Patricia Smart, professeure à l’Université Carleton, publie cet automne le très réussi essai De Marie de l’Incarnation à Nelly Arcan : Se dire, se faire par l’écriture intime, livre portant sur les écrits intimes des femmes de la période de la Nouvelle-France jusqu’aux années 2000.

L’idée de départ de Patricia Smart se voulait d’étudier les autobiographies des femmes publiées depuis la Nouvelle-France jusqu’à maintenant, cherchant les écrits fondateurs de ce genre pour en faire un tableau historique. Elle raconte dans l’introduction s’être retrouvée dans une impasse puisqu’aucune autobiographie de femme n’a été publiée après les Relations de Marie de l’Incarnation et ce, jusqu’aux années 1960, époque où les écrits de Claire Martin furent publiés. C’est pourquoi elle s’est ensuite tournée vers un corpus d’écrits intimes plus élargi abordant la correspondance, les journaux intimes, les autobiographies pour terminer avec l’autofiction.

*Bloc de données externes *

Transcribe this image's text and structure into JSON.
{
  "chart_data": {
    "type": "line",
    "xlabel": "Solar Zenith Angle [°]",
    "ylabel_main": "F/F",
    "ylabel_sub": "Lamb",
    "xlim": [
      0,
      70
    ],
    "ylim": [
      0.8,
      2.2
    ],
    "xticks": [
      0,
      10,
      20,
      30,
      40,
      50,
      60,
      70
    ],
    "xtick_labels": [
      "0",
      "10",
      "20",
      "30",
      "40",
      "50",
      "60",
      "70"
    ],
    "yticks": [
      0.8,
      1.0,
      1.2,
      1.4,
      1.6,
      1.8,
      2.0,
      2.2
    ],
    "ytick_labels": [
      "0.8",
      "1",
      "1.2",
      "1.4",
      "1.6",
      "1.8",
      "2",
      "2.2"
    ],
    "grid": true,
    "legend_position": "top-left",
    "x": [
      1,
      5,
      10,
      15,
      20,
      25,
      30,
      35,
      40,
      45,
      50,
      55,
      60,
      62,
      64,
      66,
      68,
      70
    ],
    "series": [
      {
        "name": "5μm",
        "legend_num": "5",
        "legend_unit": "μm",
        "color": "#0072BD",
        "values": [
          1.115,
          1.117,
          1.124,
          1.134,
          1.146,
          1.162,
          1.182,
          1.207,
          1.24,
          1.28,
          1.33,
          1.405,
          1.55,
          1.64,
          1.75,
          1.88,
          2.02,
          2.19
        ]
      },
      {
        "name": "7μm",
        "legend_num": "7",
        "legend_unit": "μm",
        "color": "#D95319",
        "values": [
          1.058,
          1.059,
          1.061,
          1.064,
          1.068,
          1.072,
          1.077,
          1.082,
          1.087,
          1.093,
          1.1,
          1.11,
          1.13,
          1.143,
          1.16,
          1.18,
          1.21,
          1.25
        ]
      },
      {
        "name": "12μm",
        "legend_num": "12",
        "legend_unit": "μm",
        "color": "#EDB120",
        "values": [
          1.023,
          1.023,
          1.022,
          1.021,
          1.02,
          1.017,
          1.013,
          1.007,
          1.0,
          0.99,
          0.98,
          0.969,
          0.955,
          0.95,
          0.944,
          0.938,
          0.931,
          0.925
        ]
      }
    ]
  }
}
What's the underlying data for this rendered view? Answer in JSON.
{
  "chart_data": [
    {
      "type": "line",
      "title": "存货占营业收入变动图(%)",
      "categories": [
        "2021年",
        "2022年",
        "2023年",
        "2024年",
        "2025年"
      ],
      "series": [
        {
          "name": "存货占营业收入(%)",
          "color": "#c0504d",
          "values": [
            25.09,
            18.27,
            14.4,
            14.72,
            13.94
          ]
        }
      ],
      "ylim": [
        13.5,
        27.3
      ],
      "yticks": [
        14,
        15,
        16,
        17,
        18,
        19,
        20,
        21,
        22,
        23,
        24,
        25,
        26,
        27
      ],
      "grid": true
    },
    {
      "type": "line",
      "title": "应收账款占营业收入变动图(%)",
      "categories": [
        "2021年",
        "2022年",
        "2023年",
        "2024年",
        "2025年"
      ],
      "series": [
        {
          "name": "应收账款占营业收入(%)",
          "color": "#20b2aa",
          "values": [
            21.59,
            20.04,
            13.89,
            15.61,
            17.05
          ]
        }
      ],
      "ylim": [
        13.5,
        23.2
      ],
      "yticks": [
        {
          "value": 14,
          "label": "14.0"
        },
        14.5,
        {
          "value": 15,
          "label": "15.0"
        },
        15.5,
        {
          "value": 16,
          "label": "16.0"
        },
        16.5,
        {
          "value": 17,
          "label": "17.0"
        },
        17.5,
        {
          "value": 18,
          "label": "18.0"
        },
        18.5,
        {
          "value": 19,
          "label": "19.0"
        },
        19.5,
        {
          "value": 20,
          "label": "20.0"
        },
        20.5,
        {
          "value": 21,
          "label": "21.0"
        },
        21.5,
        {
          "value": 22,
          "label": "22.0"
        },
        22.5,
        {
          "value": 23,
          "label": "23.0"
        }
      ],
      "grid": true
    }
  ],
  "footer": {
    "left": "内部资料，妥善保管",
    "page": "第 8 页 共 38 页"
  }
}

Patricia Smart est en contrôle de son sujet, c’est le moins que l’on puisse dire. Les quatre parties de l’essai, qui présentent quatre facettes différentes des écrits intimes, s’articulent autour de figures de femmes toutes plus différentes les unes des autres. La partie I aborde les écrits pieux de Marie de l’Incarnation où toute l’attention de la religieuse est tournée vers Dieu et l’anéantissement du soi. Aucune place pour l’expression de l’être dans les écrits de cette dame si ce n’est que pour louanger ce Dieu qui lui fait subir la vie parfois difficile de la Nouvelle-France. La partie II de l’essai aborde la correspondance, celles d’Élisabeth Bégon et de Julie Papineau plus particulièrement. C’est par la correspondance qu’une affirmation des femmes se fait tout d’abord entendre, pour se raconter à l’autre, et pour rendre compte de l’époque.

Lorsque le Romantisme touche le Québec, les jeunes filles commencent à tenir leurs journaux intimes, d’abord dans une perspective pédagogique puis dans une tentative d’expression de soi. C’est sur quoi porte la troisième partie. La notion d’intimité n’étant pas ce qu’elle est aujourd’hui, nous voyons  à travers les journaux d’entre autres Henriette Dessaules et de Joséphine Marchand, qu’elles écrivaient souvent en sachant qu’elles seraient lues, soit par les religieuses, soit par leurs mères. Ce n’est qu’avec les années 1960 que l’affirmation de soi se fait ouvertement avec la publication d’autobiographies, et plus précisément celle de Claire Martin. Les écrits de Nelly Arcan sont aussi abordés dans la quatrième partie comme prolongement de l’autobiographie avec l’apparition de l’autofiction. La réalité, d’un part, et la fiction, de l’autre, s’entremêlent dans la prose crue et dure de celle qui pousse l’affranchissement jusqu’au nihilisme.

C’est donc un essai ambitieux que nous offre Patricia Smart, mais qui remplit en tout point l’idée de départ : « [le] désir d’explorer les expériences des femmes qui ont accompagné et rendu possible les grands moments de l’histoire officielle du Québec ». Les 400 quelques pages se lisent comme un roman, et chaque genre littéraire est accompagné de plusieurs extraits, ce qui rend le texte vivant et le teinte d’une incroyable force. L’affirmation des femmes s’est faite petit à petit, s’est construite au fil des années, et c’est touchant de voir de l’intérieur le cheminement de ces femmes. Leurs écrits en sont un témoignage de première main.

Elizabeth Lord

De Marie de l’Incarnation à Nelly Arcan, Patricia Smart, Éditions du Boréal, 2014.